When I turned eighteen, I thought it would be a good idea to get a cross and flame tattoo on my back. I had grown up United Methodist and attributed much of my radical politics to my mother, who is a pastor, and because of that, I also attributed those radical politics to The UMC. Both my parents taught me social justice as a Christian value. So I was pretty surprised after I turned eighteen to see that The UMC was not as radical a place as I thought it was. I was appalled to find out that The UMC did not ordain what the Discipline names self-avowed, practicing homosexuals.
Later, after becoming a lay delegate to Annual Conference as a Junior, I was appalled at the opulence of the hotels our conference is held in and the slow-moving bureaucracy that is our church. So I wondered: what were some of the ways I could transform that tattoo into something else, something no longer Methodist-related? But then I went to Student Forum, where I learned about MOSAIC and OnFire, the young adult chapter of MFSA. Here were places where I saw hope for making The UMC into that church I thought it was growing up, that church that practiced the justice that Jesus taught us.
As a seminarian at Drew Theological School, I have had the opportunity to participate in the OnFire Borderlinks immersion trip to the border between the USA and Mexico and later to mobilize with others, including so many United Methodists, on Washington for immigration reform. Those moments were moments where I was proud to be United Methodist, amidst these people working for justice in the world and in our church.

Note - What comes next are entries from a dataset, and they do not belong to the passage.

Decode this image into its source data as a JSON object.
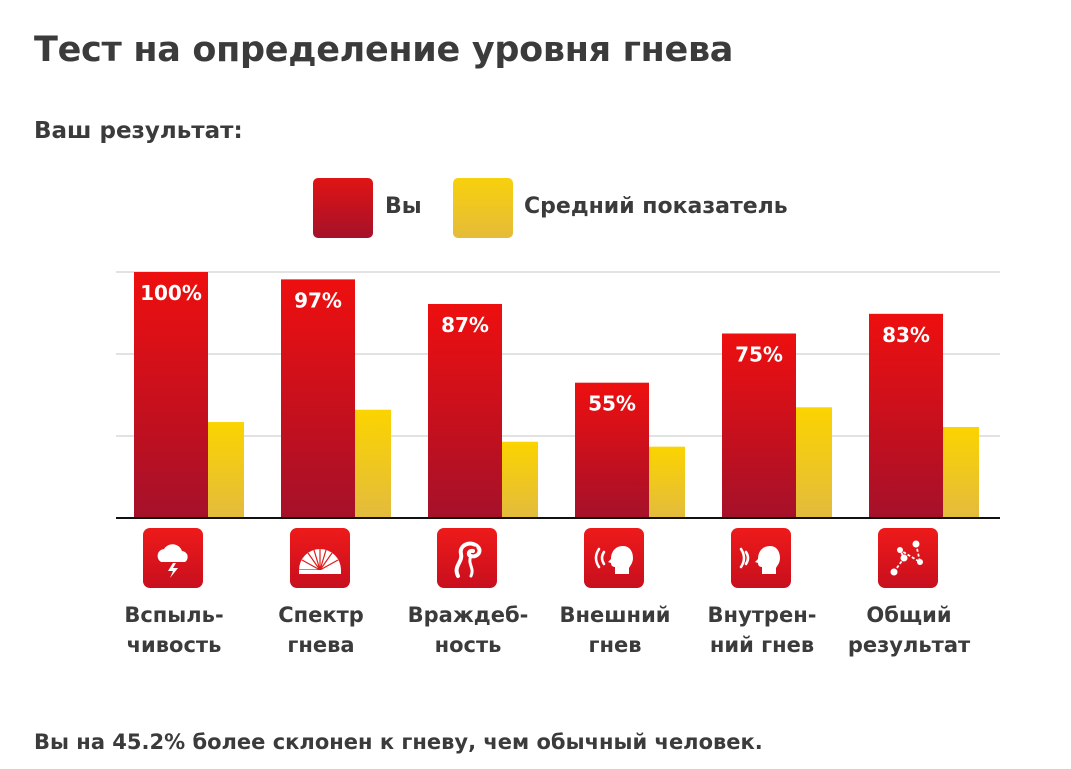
{
  "page": {
    "title": "Тест на определение уровня гнева",
    "subtitle": "Ваш результат:",
    "footer": "Вы на 45.2% более склонен к гневу, чем обычный человек."
  },
  "legend": {
    "you": "Вы",
    "average": "Средний показатель"
  },
  "colors": {
    "you_top": "#e01414",
    "you_bottom": "#a5112a",
    "avg_top": "#f7d10c",
    "avg_bottom": "#e5bb3a",
    "grid": "#d8d8d8",
    "axis": "#111111"
  },
  "categories": [
    {
      "line1": "Вспыль-",
      "line2": "чивость",
      "icon": "storm-cloud-icon"
    },
    {
      "line1": "Спектр",
      "line2": "гнева",
      "icon": "spectrum-fan-icon"
    },
    {
      "line1": "Враждеб-",
      "line2": "ность",
      "icon": "serpent-icon"
    },
    {
      "line1": "Внешний",
      "line2": "гнев",
      "icon": "shouting-head-icon"
    },
    {
      "line1": "Внутрен-",
      "line2": "ний гнев",
      "icon": "speaking-head-icon"
    },
    {
      "line1": "Общий",
      "line2": "результат",
      "icon": "connected-dots-icon"
    }
  ],
  "chart_data": {
    "type": "bar",
    "title": "",
    "categories": [
      "Вспыль-чивость",
      "Спектр гнева",
      "Враждеб-ность",
      "Внешний гнев",
      "Внутрен-ний гнев",
      "Общий результат"
    ],
    "series": [
      {
        "name": "Вы",
        "values": [
          100,
          97,
          87,
          55,
          75,
          83
        ],
        "labels": [
          "100%",
          "97%",
          "87%",
          "55%",
          "75%",
          "83%"
        ]
      },
      {
        "name": "Средний показатель",
        "values": [
          39,
          44,
          31,
          29,
          45,
          37
        ]
      }
    ],
    "ylim": [
      0,
      100
    ],
    "grid": true,
    "xlabel": "",
    "ylabel": ""
  }
}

Last semester, I researched Methodist publications for their reactions to the Red Scare, in light of the fearmongering in our time, and was so inspired by what I read about MFSA. In the new history of United Methodism, for instance, the authors write,
"In 1953 [Rev. Jack] McMichael [of the Methodist Federation for Social Action] appeared before the [House Committee on UnAmerican Activities] and challenged its accusations of Communist subversion with such telling references to the ministry of Jesus that an aggravated committee member shouted, 'Can't we leave Jesus out.'" 1MFSA has shown me that Jesus' ministry is one of subversion, and that The United Methodist Church can live into that same ministry with the help of a few folks committed to justice. Why MFSA? Because they won't leave Jesus out of it; they are working to bring the church into that vision of justice Jesus taught us.
1 Russell E. Richey, Kenneth E. Rowe, and Jean Miller Schmidt, The Methodist History in America: A History, vol. 1, (Nashville: Abingdon Press, 2010) 420.